Bounce rate is a unique metric within Google Analytics. It appears within many of the Google Analytics reports and is a popular obsession for managers trying to quickly ascertain the performance of a website or landing page. However, as is often the case in any analysis, the secret to understanding the bounce rate metric is context. Taking bounce rate at face value, or assuming that a high bounce rate indicates low engagement is unlikely to deliver any realistic insights into the true performance of your content.
The definition of bounce rate
A lot of misconceptions about bounce rate start with people having the wrong definition of what it is and how it’s calculated. We have come across various incorrect definitions of bounce rate, from “the percentage of people who leave a site” to “the exit rate of the page”.
So what is bounce rate then? Well, bounce rate is the percentage of visits with only one interaction.
Lets take a moment to break this down and look at visits and interactions. Firstly, a visit occurs when someone lands on your site and the tracking code fires and that person is logged into your Google Analytics reports. A visit can contain someone engaging with one page on your website or multiple pages on your website. Google Analytics can also log a visit (or session) if you are tracking your mobile app or even if you are using the measurement protocol with Universal Analytics. There are a number of other things that play into how a visit is tracked and reported, but lets keep it simple for now.
Secondly, our bounce rate definition talked about an interaction, so what is an interaction? Well, interactions can include:
- A pageview
- An event (unless you define an event as non-interactive)
- A social plugin hit
- An ecommerce transaction
Coming back to our definition, we are looking at the percentage of visits where only one of these types of interactions occurred. Typically, a bounce will mean that someone’s visit only included the original pageview (their landing page) and no other pages or recorded events on the landing page. So by this definition, a customer who lands on an efficient landing page that provides all the information they need to satisfy their visit could end up showing as a bounce.
Another important thing to note is that by default Google Analytics does not allow you to see how long people spend on the last page someone views. This is because Google Analytics uses the second page to calculate time for the first page. When we are talking about bounces, there is no second page, so we won’t see how long people spend on the page. You can get more clarity by using events (or triggering another hit) on the page, but this is a topic for another post. The other impact on time is that visits (or sessions) also reset if there is a period of inactivity of 30 minutes or more.
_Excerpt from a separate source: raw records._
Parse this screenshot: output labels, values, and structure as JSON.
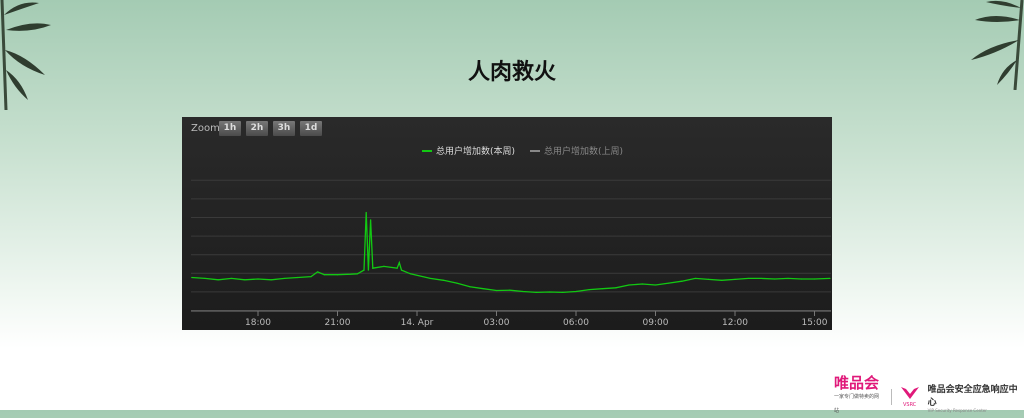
{
  "slide": {
    "title": "人肉救火"
  },
  "chart_toolbar": {
    "zoom_label": "Zoom",
    "buttons": [
      "1h",
      "2h",
      "3h",
      "1d"
    ]
  },
  "colors": {
    "this_week": "#12c812",
    "last_week": "#888888",
    "background": "#222222",
    "grid": "#3a3a3a"
  },
  "footer": {
    "brand": "唯品会",
    "brand_tagline": "一家专门做特卖的网站",
    "vsrc_mark": "VSRC",
    "vsrc_name": "唯品会安全应急响应中心",
    "vsrc_name_en": "VIP Security Response Center"
  },
  "chart_data": {
    "type": "line",
    "title": "",
    "xlabel": "",
    "ylabel": "",
    "x_ticks": [
      "18:00",
      "21:00",
      "14. Apr",
      "03:00",
      "06:00",
      "09:00",
      "12:00",
      "15:00"
    ],
    "y_ticks_shown": false,
    "grid": true,
    "legend_position": "top-center",
    "legend": [
      "总用户增加数(本周)",
      "总用户增加数(上周)"
    ],
    "series": [
      {
        "name": "总用户增加数(本周)",
        "color": "#12c812",
        "points": [
          [
            "13 15:30",
            1.8
          ],
          [
            "13 16:00",
            1.75
          ],
          [
            "13 16:30",
            1.68
          ],
          [
            "13 17:00",
            1.75
          ],
          [
            "13 17:30",
            1.68
          ],
          [
            "13 18:00",
            1.72
          ],
          [
            "13 18:30",
            1.68
          ],
          [
            "13 19:00",
            1.75
          ],
          [
            "13 19:30",
            1.8
          ],
          [
            "13 20:00",
            1.85
          ],
          [
            "13 20:15",
            2.1
          ],
          [
            "13 20:30",
            1.95
          ],
          [
            "13 21:00",
            1.95
          ],
          [
            "13 21:30",
            1.98
          ],
          [
            "13 21:45",
            2.0
          ],
          [
            "13 22:00",
            2.2
          ],
          [
            "13 22:05",
            5.3
          ],
          [
            "13 22:10",
            2.2
          ],
          [
            "13 22:15",
            4.9
          ],
          [
            "13 22:20",
            2.3
          ],
          [
            "13 22:45",
            2.4
          ],
          [
            "13 23:15",
            2.3
          ],
          [
            "13 23:20",
            2.6
          ],
          [
            "13 23:25",
            2.2
          ],
          [
            "13 23:45",
            2.0
          ],
          [
            "14 00:30",
            1.75
          ],
          [
            "14 01:00",
            1.65
          ],
          [
            "14 01:30",
            1.5
          ],
          [
            "14 02:00",
            1.3
          ],
          [
            "14 02:30",
            1.2
          ],
          [
            "14 03:00",
            1.1
          ],
          [
            "14 03:30",
            1.12
          ],
          [
            "14 04:00",
            1.05
          ],
          [
            "14 04:30",
            1.0
          ],
          [
            "14 05:00",
            1.02
          ],
          [
            "14 05:30",
            1.0
          ],
          [
            "14 06:00",
            1.05
          ],
          [
            "14 06:30",
            1.15
          ],
          [
            "14 07:00",
            1.2
          ],
          [
            "14 07:30",
            1.25
          ],
          [
            "14 08:00",
            1.4
          ],
          [
            "14 08:30",
            1.45
          ],
          [
            "14 09:00",
            1.4
          ],
          [
            "14 09:30",
            1.5
          ],
          [
            "14 10:00",
            1.6
          ],
          [
            "14 10:30",
            1.75
          ],
          [
            "14 11:00",
            1.7
          ],
          [
            "14 11:30",
            1.65
          ],
          [
            "14 12:00",
            1.7
          ],
          [
            "14 12:30",
            1.75
          ],
          [
            "14 13:00",
            1.75
          ],
          [
            "14 13:30",
            1.72
          ],
          [
            "14 14:00",
            1.75
          ],
          [
            "14 14:30",
            1.72
          ],
          [
            "14 15:00",
            1.72
          ],
          [
            "14 15:35",
            1.75
          ]
        ]
      },
      {
        "name": "总用户增加数(上周)",
        "color": "#888888",
        "points": []
      }
    ]
  }
}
Here is an example that represents a bounce rate of 50%:
This means that the following scenarios will all lead to a bounce (assuming your landing page has no event, social or ecommerce tracking):
- Someone visited your site and left immediately
- Someone visited your site, spent 5 minutes reading an article and left
- Someone visited your site, spent 45 minutes reading an article and then continued to browse the site
- Someone visited your site, read and printed an article, clicked on an email link and sent you an email about how useful it was
On the other hand, the following scenarios will NOT lead to a bounce:
- Someone landed on a page that executed the GA code and redirects to another page, then left immediately
- Someone landed on a page that triggers an event 5 seconds later that the page has loaded, then left immediately
- Someone landed on a page where the same GA code was executed twice.
The important takeaway is that your website architecture and any Google Analytics customisations can affect the bounce rate you see in your reports. It is important to set up your Google Analytics implementation in line with your business objectives, so that bounce rate matches what you expect and consider a reasonable bounce rate for your industry and business.
FAQs on using bounce rate to drive action
Should I obsess about the site-wide bounce rate as a KPI?
No. A site-wide bounce rate is an average that hides a lot of detail. Focusing on the overall bounce rate would be a little like planning a trip to Russia based on the average temperature for the year. If you pack your suitcase based on an overall average of 15 degrees Celsius (59 Fahrenheit), then you will be in for a bit of a shock if you arrive in December! The same applies to bounce rate, you need to look at individual pages or sections of your website, instead of bounce rate for your whole website.
What is a good or bad bounce rate?
Once you understand how bounce rate is calculated, it becomes more clear how misleading it can sometimes be to compare different websites. Bounce rate depends (amongst other things) on your implementation, website architecture, industry, page type and traffic source. These things need to all be considered for a proper context. Typically a website where people complete actions on a single page, like a blog, will have a higher bounce rate on average, so you can expect anywhere from 70% to 90%. For a lead generation or ecommerce site, you want to aim for a lower bounce rate, typically below 50%.
Does a high bounce rate mean that my website is not delivering what people expect?
High bounce rate can be a red flag, but it also heavily depends on the specific page. If it’s a single-serve page where people are getting all their information without the need to navigate, a successful visit will probably count as a bounce.
My bounce rate has increased. Should I panic?
The most important thing would be to find the reason for the increase. Is this increase attributed to an additional stream of traffic (for example starting to get more social media traffic)? As a business grows it will typically attract more people who are a bit further than the target demographic – more casual visitors who will drive the bounce rate up. By finding the page, traffic stream, device type or other dimension responsible for the bounce increase, you’ll be able to tell if this is a genuine worry or just natural business growth contributing to a change in averages.